Jupiter’s Lightning Resembles the One of Earth, and NASA is Looking for Explanations

Jupiter’s Lightning Resembles the One of Earth, and NASA is Looking for Explanations

Here’s a disappointing fact about Jupiter: although the planet is so large that over 1,300 Earths would fit inside, astronomers are almost certain that there’s no ET living there. First of all, Jupiter isn’t called a gas giant for no good reason. The planet doesn’t have a solid surface, which means that you would literally sink toward its core at a huge speed if you somehow tried to land.

But we’re far from done when it comes to how peculiar Jupiter is. The huge giant gas planet holds some strange secrets beneath its ammonia clouds. Recent data from NASA’s Juno probe reveals that lightning occurs within the water clouds of Jupiter, much like on Earth, as Reuters reveals. Despite their stark differences, the lightning processes on both planets show some similarities.

Juno’s radio receiver captured high-resolution data over the course o five years, unveiling that Jupiter’s lightning initiation follows a rhythmic pattern akin to thunderstorms on Earth. The pulses of lightning on Jupiter occur in millisecond time intervals.

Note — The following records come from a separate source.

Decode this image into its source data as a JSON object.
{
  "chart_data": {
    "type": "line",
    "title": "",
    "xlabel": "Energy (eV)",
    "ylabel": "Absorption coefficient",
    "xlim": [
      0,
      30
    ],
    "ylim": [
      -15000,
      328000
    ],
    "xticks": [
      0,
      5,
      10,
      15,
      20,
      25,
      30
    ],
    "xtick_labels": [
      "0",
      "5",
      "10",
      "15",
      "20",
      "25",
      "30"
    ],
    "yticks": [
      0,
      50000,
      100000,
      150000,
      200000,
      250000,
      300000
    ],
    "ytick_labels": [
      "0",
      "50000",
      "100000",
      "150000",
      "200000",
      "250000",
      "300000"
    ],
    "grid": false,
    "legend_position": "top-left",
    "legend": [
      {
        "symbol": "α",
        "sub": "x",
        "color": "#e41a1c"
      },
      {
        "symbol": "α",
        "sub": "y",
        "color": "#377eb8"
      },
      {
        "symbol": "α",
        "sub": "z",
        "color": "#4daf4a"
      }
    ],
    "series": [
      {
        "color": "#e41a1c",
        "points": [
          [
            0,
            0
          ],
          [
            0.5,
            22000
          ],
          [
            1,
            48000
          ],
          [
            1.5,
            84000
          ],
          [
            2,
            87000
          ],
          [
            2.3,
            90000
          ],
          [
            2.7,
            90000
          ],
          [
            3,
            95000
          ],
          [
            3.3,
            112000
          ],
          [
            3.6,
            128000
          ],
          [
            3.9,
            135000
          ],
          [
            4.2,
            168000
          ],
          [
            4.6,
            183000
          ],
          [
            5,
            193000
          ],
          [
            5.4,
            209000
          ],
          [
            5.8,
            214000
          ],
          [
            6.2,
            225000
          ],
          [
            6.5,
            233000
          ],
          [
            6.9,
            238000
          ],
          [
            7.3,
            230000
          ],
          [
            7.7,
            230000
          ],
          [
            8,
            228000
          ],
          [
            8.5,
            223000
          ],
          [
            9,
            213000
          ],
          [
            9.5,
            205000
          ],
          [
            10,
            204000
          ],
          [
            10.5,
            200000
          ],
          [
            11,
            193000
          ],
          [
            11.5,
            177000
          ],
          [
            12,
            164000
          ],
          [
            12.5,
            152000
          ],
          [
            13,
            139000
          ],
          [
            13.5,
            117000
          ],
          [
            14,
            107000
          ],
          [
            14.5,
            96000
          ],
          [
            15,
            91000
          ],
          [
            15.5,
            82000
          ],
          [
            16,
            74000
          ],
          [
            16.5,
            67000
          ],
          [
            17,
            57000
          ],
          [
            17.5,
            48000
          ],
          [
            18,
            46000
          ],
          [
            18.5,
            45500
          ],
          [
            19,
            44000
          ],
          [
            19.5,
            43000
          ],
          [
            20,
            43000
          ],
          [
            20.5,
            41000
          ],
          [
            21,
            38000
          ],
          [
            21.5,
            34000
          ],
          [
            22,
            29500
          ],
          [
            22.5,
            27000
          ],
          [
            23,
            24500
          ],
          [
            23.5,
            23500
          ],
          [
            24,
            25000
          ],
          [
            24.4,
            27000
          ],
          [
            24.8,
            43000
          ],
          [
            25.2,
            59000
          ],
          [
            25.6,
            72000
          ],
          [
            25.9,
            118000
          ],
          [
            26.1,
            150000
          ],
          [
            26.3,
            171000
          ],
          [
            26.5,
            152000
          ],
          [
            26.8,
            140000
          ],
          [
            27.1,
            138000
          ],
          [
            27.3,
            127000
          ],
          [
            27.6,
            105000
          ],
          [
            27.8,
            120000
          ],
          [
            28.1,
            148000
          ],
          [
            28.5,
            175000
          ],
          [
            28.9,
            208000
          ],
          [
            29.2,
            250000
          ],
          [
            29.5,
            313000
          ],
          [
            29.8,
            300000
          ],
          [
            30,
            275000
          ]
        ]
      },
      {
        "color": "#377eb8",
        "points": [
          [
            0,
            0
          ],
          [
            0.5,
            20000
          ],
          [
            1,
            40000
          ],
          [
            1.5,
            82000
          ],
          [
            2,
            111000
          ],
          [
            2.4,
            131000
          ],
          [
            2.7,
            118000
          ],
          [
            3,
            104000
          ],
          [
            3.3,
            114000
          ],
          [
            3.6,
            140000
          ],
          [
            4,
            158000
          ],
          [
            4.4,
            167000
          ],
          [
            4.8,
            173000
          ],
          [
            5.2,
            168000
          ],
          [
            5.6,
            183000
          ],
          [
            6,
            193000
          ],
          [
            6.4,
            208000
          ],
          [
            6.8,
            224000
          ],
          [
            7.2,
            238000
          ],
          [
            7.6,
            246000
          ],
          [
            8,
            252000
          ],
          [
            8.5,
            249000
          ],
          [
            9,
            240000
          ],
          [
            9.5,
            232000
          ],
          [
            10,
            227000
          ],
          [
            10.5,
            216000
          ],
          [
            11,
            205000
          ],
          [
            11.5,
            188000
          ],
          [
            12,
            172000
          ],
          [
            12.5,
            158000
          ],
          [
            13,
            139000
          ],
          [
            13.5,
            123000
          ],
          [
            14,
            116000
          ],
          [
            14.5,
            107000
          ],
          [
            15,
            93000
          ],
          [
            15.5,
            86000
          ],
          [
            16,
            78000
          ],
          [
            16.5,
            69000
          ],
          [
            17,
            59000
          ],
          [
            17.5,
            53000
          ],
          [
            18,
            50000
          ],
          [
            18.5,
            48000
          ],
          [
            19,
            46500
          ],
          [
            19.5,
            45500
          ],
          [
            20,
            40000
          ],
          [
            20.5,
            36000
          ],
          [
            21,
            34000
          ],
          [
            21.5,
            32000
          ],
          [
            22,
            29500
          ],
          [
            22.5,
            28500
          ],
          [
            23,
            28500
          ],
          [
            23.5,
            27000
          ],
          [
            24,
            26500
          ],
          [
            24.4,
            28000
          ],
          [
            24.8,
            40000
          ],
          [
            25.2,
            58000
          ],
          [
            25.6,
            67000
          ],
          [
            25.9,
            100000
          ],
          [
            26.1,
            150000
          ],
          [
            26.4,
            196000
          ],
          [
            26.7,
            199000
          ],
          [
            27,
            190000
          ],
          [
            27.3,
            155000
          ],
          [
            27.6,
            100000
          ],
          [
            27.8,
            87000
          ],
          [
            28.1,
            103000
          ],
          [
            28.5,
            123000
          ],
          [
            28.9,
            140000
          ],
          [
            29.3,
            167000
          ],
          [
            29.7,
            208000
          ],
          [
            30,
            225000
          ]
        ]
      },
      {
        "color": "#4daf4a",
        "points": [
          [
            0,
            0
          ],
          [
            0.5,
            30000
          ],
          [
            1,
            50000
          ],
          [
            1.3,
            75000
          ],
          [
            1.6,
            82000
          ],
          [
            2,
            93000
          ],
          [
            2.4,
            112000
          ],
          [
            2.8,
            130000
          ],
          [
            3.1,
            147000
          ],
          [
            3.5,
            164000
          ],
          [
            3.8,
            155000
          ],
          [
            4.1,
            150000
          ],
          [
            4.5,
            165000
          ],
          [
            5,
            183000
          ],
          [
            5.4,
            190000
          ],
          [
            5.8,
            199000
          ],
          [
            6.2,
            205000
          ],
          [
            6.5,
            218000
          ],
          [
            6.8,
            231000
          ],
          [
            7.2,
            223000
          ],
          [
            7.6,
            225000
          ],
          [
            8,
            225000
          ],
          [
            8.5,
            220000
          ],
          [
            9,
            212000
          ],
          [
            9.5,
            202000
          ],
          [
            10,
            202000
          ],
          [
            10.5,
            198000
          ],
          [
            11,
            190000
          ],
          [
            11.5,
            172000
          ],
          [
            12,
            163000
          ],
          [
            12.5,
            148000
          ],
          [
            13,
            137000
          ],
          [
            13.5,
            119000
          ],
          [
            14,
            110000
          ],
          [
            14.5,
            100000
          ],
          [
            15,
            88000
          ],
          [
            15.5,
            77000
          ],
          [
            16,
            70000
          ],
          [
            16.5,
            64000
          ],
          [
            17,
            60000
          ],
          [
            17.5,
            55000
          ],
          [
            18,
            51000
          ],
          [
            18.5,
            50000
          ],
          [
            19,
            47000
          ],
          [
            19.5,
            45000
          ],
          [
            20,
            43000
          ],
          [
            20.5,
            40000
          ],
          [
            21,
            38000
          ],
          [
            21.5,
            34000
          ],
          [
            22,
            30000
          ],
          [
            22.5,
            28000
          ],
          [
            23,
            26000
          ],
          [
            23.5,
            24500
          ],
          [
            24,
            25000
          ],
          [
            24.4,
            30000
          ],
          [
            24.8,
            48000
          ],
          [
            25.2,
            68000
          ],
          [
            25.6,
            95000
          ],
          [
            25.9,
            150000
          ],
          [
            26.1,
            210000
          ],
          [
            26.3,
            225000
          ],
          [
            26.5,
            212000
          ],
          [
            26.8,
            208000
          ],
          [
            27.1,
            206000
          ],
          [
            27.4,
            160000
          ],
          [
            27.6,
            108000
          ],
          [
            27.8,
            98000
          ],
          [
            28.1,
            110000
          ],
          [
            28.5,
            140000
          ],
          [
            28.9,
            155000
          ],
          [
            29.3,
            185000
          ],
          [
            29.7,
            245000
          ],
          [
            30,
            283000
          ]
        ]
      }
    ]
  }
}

Ivana Kolmasova, the lead author of the new study and who activates at the Czech Academy of Sciences’ Institute of Atmospheric Physics in Prague, explained, as Reuters quotes:

Lightning is an electric discharge which is initiated inside thunderclouds. The ice and water particles inside the cloud get charged by collisions and form layers of particles with the charge of the same polarity, 

By this process, a huge electric field is established and the discharge can be initiated. This explanation is somewhat simplified because scientists are still not completely sure what is exactly happening inside thunderclouds.

It’s amazing how the newfound knowledge sheds light on the intriguing similarities between our relatively small rocky world and the colossal gas giant known as Jupiter. Even so, it needs to be emphasized that the chances for Jupiter to harbor alien life forms are practically zero.